David Bodary: Multiple Perspectives Made Democracy Stronger
The Kettering Foundation’s Dayton Democracy Fellowship is a program that supports innovative leaders, changemakers, and dreamers who are building movements for inclusive democracy in their communities and in our wider world. This series of articles about the Dayton Democracy Fellows highlights their robust work and the powerful narratives that drive the advancement and defense of democracy.
Dayton Democracy Fellow David Bodary knows good communication when he hears it. After all, he has taught in the Department of Communication Studies at Sinclair College for more than 20 years and is now its chair. But he is not only interested in dialogue; it is also his passion to encourage the other half of the exchange: listening. He sees both as critical to democracy.
Bodary grew up outside of Detroit, Michigan. He specializes in teaching public speaking, a required course for several majors at the college. He also coauthored a textbook on that subject, which he helped rewrite. For many years, Bodary has had an interest in invitational rhetoric, a popular subject with students.
“There’s something between informing and persuading,” he said. “It’s this idea of inviting, which involves listening, asking good questions, and facilitating dialogue to reach a shared understanding. That is essentially what communication is, right?”
Bodary believes his approach is critical to helping students learn the skills of civic engagement. Students in his classes prepare speeches on public issues that allow for an understanding of multiple perspectives. “If I understand better why people believe what they believe, I can make a better informed choice on what is best for our community because it is our community, not my community. To some extent, democracy hinges on our ability to have these civil conversations that lead to a deeper understanding,” Bodary said.
His many volunteer activities bear out his conviction that everyone has a role in strengthening community. He volunteers with the League of Women Voters of the Greater Dayton Area and has served on its executive board. Bodary and the League host a monthly cable show on DATV, Empowering YOU!, to help viewers understand civic issues and highlight ways people can get involved. He has been known to bring entire classes to register to vote.
The thread that unites all Bodary’s activities is not just that people get involved, but that they also try to understand one another. When asked what changes he has seen in the interactions among students over his decades of teaching, Bodary said that cell phones have had the most dramatic impact.
“Students are less interpersonally adept,” he said. “At one time, when I would walk into a classroom, students would have the lights on and they’d be talking, and they’d be interacting and learning about one another. Now, I walk into the classroom, the lights are off, and their heads are in their phones.” It’s not just in the classroom, he said, noting that the same thing happens in restaurants.
He uses his classroom instruction to encourage students to learn about local issues, asking them, as part of a persuasive speech, to interview people at a local nonprofit agency. They then examine the question, “What is the problem the agency is trying to address?”
“There’s all kinds of ways that you can engage students, and that doesn’t mean that I’m telling them that it’s their obligation to fix society. I’m trying to just say, hey, you have an opportunity to have an impact,” he said.

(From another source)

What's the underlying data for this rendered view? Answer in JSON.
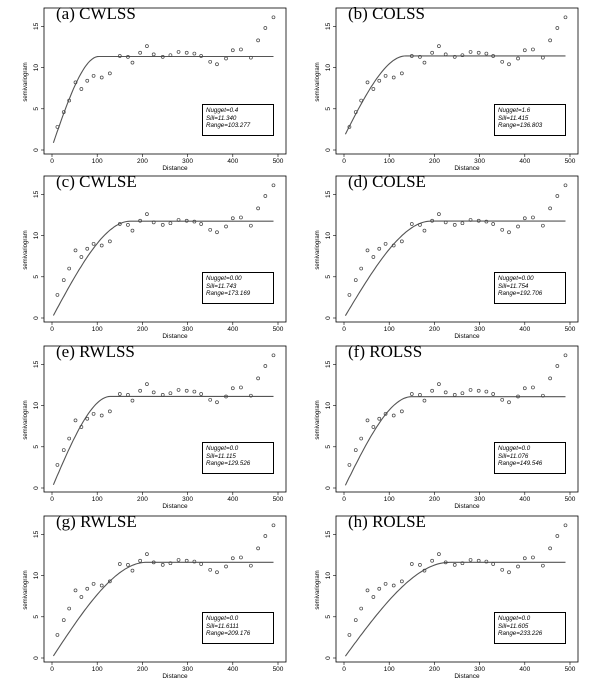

Despite these partisan times, Bodary hasn’t seen the sharper edges of partisan politics affect the behavior of his students, at least not in the classroom. “It has definitely affected people on my campus, but I think we’re all very Midwest polite. Students are either holding back and not saying things that they’re feeling, or they’re saying it in such a way that there’s room for others to have other ideas.”
If students can appreciate other viewpoints even if they disagree, Bodary sees that as a sign of progress—and another way to strengthen democracy.
“That’s part of what we try to teach in the classroom. It is to own what you might feel or believe but then leave room for others to have different perspectives. . . . And in a pluralistic society, that’s exactly what we have,” he said.
Maura Casey is a former editorial writer for the New York Times and has worked with the Kettering Foundation since 2010.